É claro que os cientistas e os escritores de ficção científica mais histéricos já nos informaram que a espécie humana vai, tarde ou cedo, ter de abandonar este planeta. Talvez não seja muito relevante ter reservas éticas sobre em que estado o vamos deixar porque afinal de contas, depois disso o sol explode e ficará tudo em fanicos. É o mesmo dilema que, digamos, se eu sair de casa, sabendo que pouco depois ela vai pelos ares, me dou ao trabalho de deixar a cama feita com lençois lavados.

Esta grande divagação para voltar mais concretamente ao senhor Obama e à minha opinião sobre ele, que é o que é relevante aqui para a blogosfera. O que me apetece dizer é que acho este envolvimento, júbilo internacional e renovar de esperança em volta de um único homem, tocante. É comovente, como se toda a gente quisesse ser Um e lhe dissesse: tu és nós e nós somos tu. É claro que é ingénuo. Afinal de contas o homem onde ser quer por muita esperança vai ter o cargo que mais ódio suscita no mundo. Quanto tempo se consegue idolaterar a face visível do capitalismo imperialista?

Mas é bonita, a ingenuidade. Pode ser uma ingenuidade infantil, pois pode, mas não faz mal, porque a Humanidade afinal de contas é mesmo uma criança.

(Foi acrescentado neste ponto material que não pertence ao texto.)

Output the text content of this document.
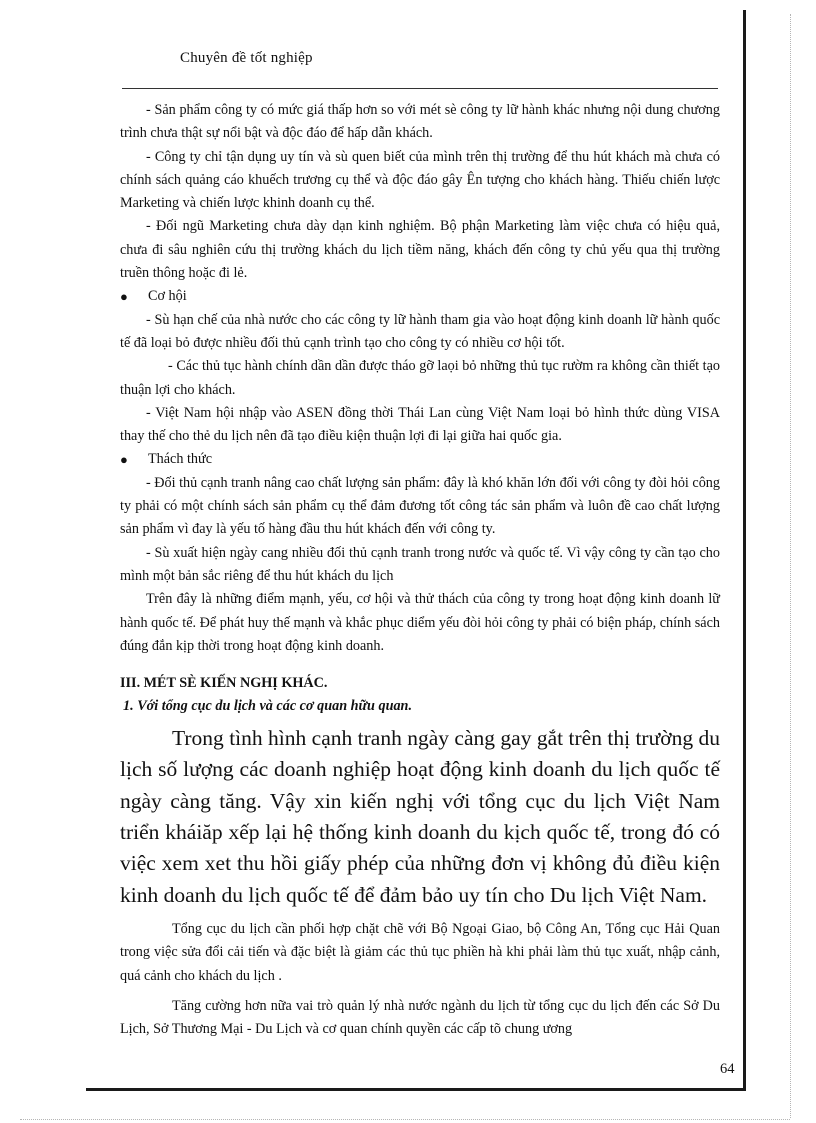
Chuyên đề tốt nghiệp

- Sản phẩm công ty có mức giá thấp hơn so với mét sè công ty lữ hành khác nhưng nội dung chương trình chưa thật sự nổi bật và độc đáo để hấp dẫn khách.

- Công ty chỉ tận dụng uy tín và sù quen biết của mình trên thị trường để thu hút khách mà chưa có chính sách quảng cáo khuếch trương cụ thể và độc đáo gây Ên tượng cho khách hàng. Thiếu chiến lược Marketing và chiến lược khinh doanh cụ thể.

- Đối ngũ Marketing chưa dày dạn kinh nghiệm. Bộ phận Marketing làm việc chưa có hiệu quả, chưa đi sâu nghiên cứu thị trường khách du lịch tiềm năng, khách đến công ty chủ yếu qua thị trường truền thông hoặc đi lẻ.

● Cơ hội

- Sù hạn chế của nhà nước cho các công ty lữ hành tham gia vào hoạt động kinh doanh lữ hành quốc tế đã loại bỏ được nhiều đối thủ cạnh trình tạo cho công ty có nhiều cơ hội tốt.

- Các thủ tục hành chính dần dần được tháo gỡ laọi bỏ những thủ tục rườm ra không cần thiết tạo thuận lợi cho khách.

- Việt Nam hội nhập vào ASEN đồng thời Thái Lan cùng Việt Nam loại bỏ hình thức dùng VISA thay thế cho thẻ du lịch nên đã tạo điều kiện thuận lợi đi lại giữa hai quốc gia.

● Thách thức

- Đối thủ cạnh tranh nâng cao chất lượng sản phẩm: đây là khó khăn lớn đối với công ty đòi hỏi công ty phải có một chính sách sản phẩm cụ thể đảm đương tốt công tác sản phẩm và luôn đề cao chất lượng sản phẩm vì đay là yếu tố hàng đầu thu hút khách đến với công ty.

- Sù xuất hiện ngày cang nhiều đối thủ cạnh tranh trong nước và quốc tế. Vì vậy công ty cần tạo cho mình một bản sắc riêng để thu hút khách du lịch

Trên đây là những điểm mạnh, yếu, cơ hội và thử thách của công ty trong hoạt động kinh doanh lữ hành quốc tế. Để phát huy thế mạnh và khắc phục diểm yếu đòi hỏi công ty phải có biện pháp, chính sách đúng đắn kịp thời trong hoạt động kinh doanh.

III. MÉT SÈ KIẾN NGHỊ KHÁC.

1. Với tổng cục du lịch và các cơ quan hữu quan.

Trong tình hình cạnh tranh ngày càng gay gắt trên thị trường du lịch số lượng các doanh nghiệp hoạt động kinh doanh du lịch quốc tế ngày càng tăng. Vậy xin kiến nghị với tổng cục du lịch Việt Nam triển kháiăp xếp lại hệ thống kinh doanh du kịch quốc tế, trong đó có việc xem xet thu hồi giấy phép của những đơn vị không đủ điều kiện kinh doanh du lịch quốc tế để đảm bảo uy tín cho Du lịch Việt Nam.

Tổng cục du lịch cần phối hợp chặt chẽ với Bộ Ngoại Giao, bộ Công An, Tổng cục Hải Quan trong việc sửa đổi cải tiến và đặc biệt là giảm các thủ tục phiền hà khi phải làm thủ tục xuất, nhập cảnh, quá cảnh cho khách du lịch .

Tăng cường hơn nữa vai trò quản lý nhà nước ngành du lịch từ tổng cục du lịch đến các Sở Du Lịch, Sở Thương Mại - Du Lịch và cơ quan chính quyền các cấp tõ chung ương

64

Aguente-se à bronca, senhor Obama.
Da minha parte, o optimismo vem de ver alguém disposto a queimar-se. É inspirador! Obrigado senhor Obama. Desde Jesus que não tinhamos ninguém tão disposto a ser julgado em praça pública. Obrigado por nos deixar imaginar uma utopia, às custas do seu sistema nervoso pisoteado por nós (no mínimo).